Cuando la vergüenza de cometer un delito deja paso al orgullo colectivo, cuando los niños crecen con la meta aspiracional de actuar de la misma manera, y cuando la subsistencia del grupo depende de los actos violentos o ilegales de los trolls, a la madre de Grendel no le queda más remedio que defender a su cachorro, o convertirse en una madre coraje, no importa lo equivocada o repugnante que sea la experiencia. De otra manera, su propia razón de ser se pone en duda.

Uno de los crímenes más salvajes y recordados en la historia reciente de España fue el de la matanza de Puerto Hurraco, en Badajoz. La historia poseía todos los ingredientes de una novela negra, una trama anudada pacientemente en tardes de siesta, tertulias y rencor.

Los Cabanillas y los Izquierdo habían mantenido disputas desde décadas atrás. Las razones parecían ser las mismas que en cualquier pueblo: una finca cuyos límites se disputaban, una historia de amor no correspondido y el primer asesinato de un Cabanillas, Amadeo, a manos de un Izquierdo, Jerónimo. Tras una condena de catorce años, y aún no satisfecho, Jerónimo intentó asesinar a otro Cabanillas. El agresor murió en un psiquiátrico muy poco después. El agredido sobrevivió.

Finalmente, una tórrida noche de agosto de 1990, instigados por sus hermanas Luciana y Ángela, que al parecer se erigieron en las guardianas de la memoria familiar y no habían dejado de responsabilizar a los Cabanillas de la muerte de su madre en un incendio provocado, los dos hermanos Antonio y Emilio Izquierdo salieron armados a la plaza, y comenzaron a disparar, sin mediar palabra, contra los Cabanillas, y después contra cualquier vecino del pueblo. En total, murieron nueve personas, y otras doce, entre ellas dos agentes de la Guardia Civil, resultaron heridas.

Ni ellos ni sus hermanas mostraron el menor signo de arrepentimiento. Antes bien, creían actuar con pleno derecho a vengar la muerte de su madre. Los hermanos murieron en la cárcel. Las hermanas, aunque exculpadas, fueron ingresadas en el psiquiátrico de Mérida, donde murieron con escaso margen de tiempo. En apenas cinco años, los cuatro Izquierdo fallecieron, satisfechos de mantenerse fieles a las leyes de la familia y sin vislumbrar nunca el dolor del clan rival.

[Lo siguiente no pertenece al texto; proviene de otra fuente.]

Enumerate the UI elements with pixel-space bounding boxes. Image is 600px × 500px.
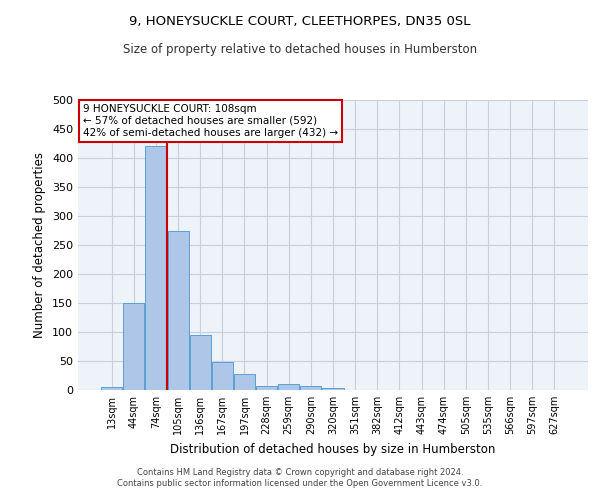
Bar — [145, 146, 166, 390]
Bar — [234, 374, 255, 390]
Text: Contains HM Land Registry data © Crown copyright and database right 2024.
Contai: Contains HM Land Registry data © Crown c… — [118, 468, 482, 487]
Bar — [278, 384, 299, 390]
Bar — [301, 386, 322, 390]
Bar — [101, 387, 122, 390]
Text: 9 HONEYSUCKLE COURT: 108sqm
← 57% of detached houses are smaller (592)
42% of se: 9 HONEYSUCKLE COURT: 108sqm ← 57% of det… — [83, 104, 338, 138]
Bar — [190, 335, 211, 390]
Text: Size of property relative to detached houses in Humberston: Size of property relative to detached ho… — [123, 42, 477, 56]
Bar — [124, 303, 145, 390]
Bar — [256, 386, 277, 390]
Bar — [212, 362, 233, 390]
Bar — [167, 230, 188, 390]
Text: 9, HONEYSUCKLE COURT, CLEETHORPES, DN35 0SL: 9, HONEYSUCKLE COURT, CLEETHORPES, DN35 … — [129, 15, 471, 28]
X-axis label: Distribution of detached houses by size in Humberston: Distribution of detached houses by size … — [170, 442, 496, 456]
Y-axis label: Number of detached properties: Number of detached properties — [34, 152, 46, 338]
Bar — [322, 388, 344, 390]
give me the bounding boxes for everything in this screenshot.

Esta matanza se interpretó como el estertor final de una España negra, rural, donde los crímenes de honor o las disputas centenarias por una linde se encontraban incrustados en el inconsciente colectivo, e incluso eran considerados una manera de obedecer a leyes ancestrales. Con el rechazo generalizado a este crimen, la sociedad se alejó cada vez más de esos sinsentidos, y condenó la venganza particular.